Hiebermeyer was bursting with excitement. “I saw it within days of starting the excavation at Berenikê. You remember when I tried to speak to you in Istanbul? Little did I know then how many more sherds we’d find, and how long it would take. This has been an exercise in patience. I couldn’t have done it without Aysha.” He turned and looked at Aysha, who nodded. He reached over and clicked a control panel. The plasma screen on the wall beside the table showed a CGI of the sherds in 3-D, jumbled together. “This is how they looked in the excavation. We call it the archive room, but really it was more like a study. After drafting each sentence on a large amphora sherd, we believe the author transferred it to papyrus and then tossed the sherds in a corner. Some sherds survived almost intact, others broke into pieces. I realized we were going to have to record all the spatial relationships in situ if we were going to stand any hope of piecing it all back together. That’s been Aysha’s job. She’s been wonderful.”

“Somebody had better fill me in,” Costas said.

“Maris Erythraea
, the Erythraean Sea, translates as Red Sea,” Aysha said. “Which to the ancients meant all the seas east of Egypt—the Red Sea, the Indian Ocean, what lay beyond.
Periplus
means to sail around, and was the term for a nautical guide, an itinerary.”

“The nautical guide of the Erythraean Sea,” Costas murmured.

“It’s truly one of the most amazing documents to survive from antiquity,” Jack said. “The
Periplus
wasn’t written by an aristocrat, by a Claudius or a Pliny the Elder, but by a working man with his feet on the ground. Yet it tells of a journey far greater than any fantasy of Odysseus or Aeneas, a true-life account of exploration and trade to the nether regions of the ancient world. The whole text seemed hard to believe until archaeologists began to find Greek and Roman remains where we are now, in southern India.”

“So the guy who lived in the villa, the merchant, was the author?” Costas said.

“I’m absolutely convinced of it.” Hiebermeyer clicked the console again, revealing an aerial shot of the excavated house in Berenikê they had visited three days before, looking down over the ancient port and the Red Sea. “We know from a Roman coin embedded in the foundations that the archive room was built soon after 10 BC, and the whole house was abandoned about AD 20. Because these sherds hadn’t been swept out of the room, we’re guessing that the text dates from just before the abandonment, about the early years of the reign of the emperor Tiberius.”

“You mean when the trade was beginning to decline?” Costas said. “What we were saying in Egypt a few days ago, about the emperor plugging up the bullion flow?”

“Correct. But I don’t think that was why the house was abandoned. Everything points to this man being old, retired. Aysha?”

She looked up. “Luckily, we’ve got a lot of scholarship to go on. Before this find, the earliest surviving text of the
Periplus
was a medieval copy dating from the tenth century AD, and it’s been studied in translation since the nineteenth century. What we’ve found confirms what many scholars have thought, but adds a fascinating new dimension. First of all, it’s clear from the vocabulary, the analogies, that he was Egyptian Greek. Second, there’s no doubt that he himself had sailed the routes described in the
Periplus
, as far down Africa as Zanzibar, then around Arabia to northwest India, and using the monsoon route to southern India. He’s done it enough times to know a lot about navigation, but it’s clear that he’s a merchant, not a sea captain. He’s mainly interested in naming the ports, telling how to get to them, and listing the goods to be traded there. In southern India it’s predominantly bullion, meaning gold and silver Roman coins that were exchanged for pepper and a fantastic range of other spices and exotica, some of it transshipped from far distant places.”

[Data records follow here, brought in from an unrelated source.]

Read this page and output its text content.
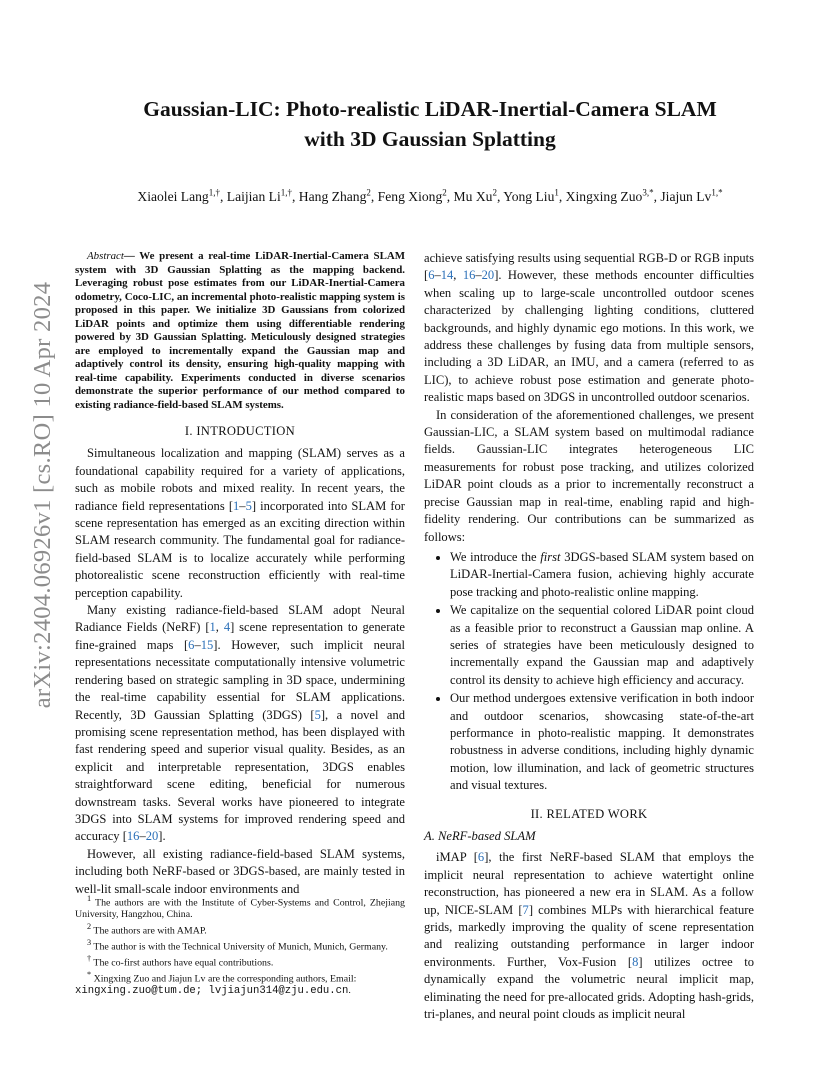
arXiv:2404.06926v1 [cs.RO] 10 Apr 2024
Gaussian-LIC: Photo-realistic LiDAR-Inertial-Camera SLAM
with 3D Gaussian Splatting
Xiaolei Lang$^{1,\dagger}$, Laijian $Li^{1,\dagger}$, Hang Zhang$^2$, Feng Xiong$^2$, Mu Xu$^2$, Yong Liu$^1$, Xingxing Zuo$^{3,*}$, Jiajun $Lv^{1,*}$

Abstract— We present a real-time LiDAR-Inertial-Camera SLAM system with 3D Gaussian Splatting as the mapping backend. Leveraging robust pose estimates from our LiDAR-Inertial-Camera odometry, Coco-LIC, an incremental photo-realistic mapping system is proposed in this paper. We initialize 3D Gaussians from colorized LiDAR points and optimize them using differentiable rendering powered by 3D Gaussian Splatting. Meticulously designed strategies are employed to incrementally expand the Gaussian map and adaptively control its density, ensuring high-quality mapping with real-time capability. Experiments conducted in diverse scenarios demonstrate the superior performance of our method compared to existing radiance-field-based SLAM systems.

I. INTRODUCTION

Simultaneous localization and mapping (SLAM) serves as a foundational capability required for a variety of applications, such as mobile robots and mixed reality. In recent years, the radiance field representations [1–5] incorporated into SLAM for scene representation has emerged as an exciting direction within SLAM research community. The fundamental goal for radiance-field-based SLAM is to localize accurately while performing photorealistic scene reconstruction efficiently with real-time perception capability.

Many existing radiance-field-based SLAM adopt Neural Radiance Fields (NeRF) [1, 4] scene representation to generate fine-grained maps [6–15]. However, such implicit neural representations necessitate computationally intensive volumetric rendering based on strategic sampling in 3D space, undermining the real-time capability essential for SLAM applications. Recently, 3D Gaussian Splatting (3DGS) [5], a novel and promising scene representation method, has been displayed with fast rendering speed and superior visual quality. Besides, as an explicit and interpretable representation, 3DGS enables straightforward scene editing, beneficial for numerous downstream tasks. Several works have pioneered to integrate 3DGS into SLAM systems for improved rendering speed and accuracy [16–20].

However, all existing radiance-field-based SLAM systems, including both NeRF-based or 3DGS-based, are mainly tested in well-lit small-scale indoor environments and

$^1$ The authors are with the Institute of Cyber-Systems and Control, Zhejiang University, Hangzhou, China.

$^2$ The authors are with AMAP.

$^3$ The author is with the Technical University of Munich, Munich, Germany.

† The co-first authors have equal contributions.

* Xingxing Zuo and Jiajun Lv are the corresponding authors, Email:
xingxing.zuo@tum.de; lvjiajun314@zju.edu.cn.

achieve satisfying results using sequential RGB-D or RGB inputs [6–14, 16–20]. However, these methods encounter difficulties when scaling up to large-scale uncontrolled outdoor scenes characterized by challenging lighting conditions, cluttered backgrounds, and highly dynamic ego motions. In this work, we address these challenges by fusing data from multiple sensors, including a 3D LiDAR, an IMU, and a camera (referred to as LIC), to achieve robust pose estimation and generate photo-realistic maps based on 3DGS in uncontrolled outdoor scenarios.

In consideration of the aforementioned challenges, we present Gaussian-LIC, a SLAM system based on multimodal radiance fields. Gaussian-LIC integrates heterogeneous LIC measurements for robust pose tracking, and utilizes colorized LiDAR point clouds as a prior to incrementally reconstruct a precise Gaussian map in real-time, enabling rapid and high-fidelity rendering. Our contributions can be summarized as follows:

• We introduce the first 3DGS-based SLAM system based on LiDAR-Inertial-Camera fusion, achieving highly accurate pose tracking and photo-realistic online mapping.
• We capitalize on the sequential colored LiDAR point cloud as a feasible prior to reconstruct a Gaussian map online. A series of strategies have been meticulously designed to incrementally expand the Gaussian map and adaptively control its density to achieve high efficiency and accuracy.
• Our method undergoes extensive verification in both indoor and outdoor scenarios, showcasing state-of-the-art performance in photo-realistic mapping. It demonstrates robustness in adverse conditions, including highly dynamic motion, low illumination, and lack of geometric structures and visual textures.
II. RELATED WORK
A. NeRF-based SLAM

iMAP [6], the first NeRF-based SLAM that employs the implicit neural representation to achieve watertight online reconstruction, has pioneered a new era in SLAM. As a follow up, NICE-SLAM [7] combines MLPs with hierarchical feature grids, markedly improving the quality of scene representation and realizing outstanding performance in larger indoor environments. Further, Vox-Fusion [8] utilizes octree to dynamically expand the volumetric neural implicit map, eliminating the need for pre-allocated grids. Adopting hash-grids, tri-planes, and neural point clouds as implicit neural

“Any idea of his specialization?” Costas asked.

“You remember the piece of silk we showed you at the excavation? We think that was it. He would have had contacts with the very farthest reaches of the trade, with traders who had come west through the Strait of Malacca from the South China Sea, and down through Bactria, modern Afghanistan, from central Asia. From the Silk Road.”

“I think I’ve got you,” Costas said. “The book was a retirement project. He finished it, he croaked and the house went on the market, but there were no buyers.”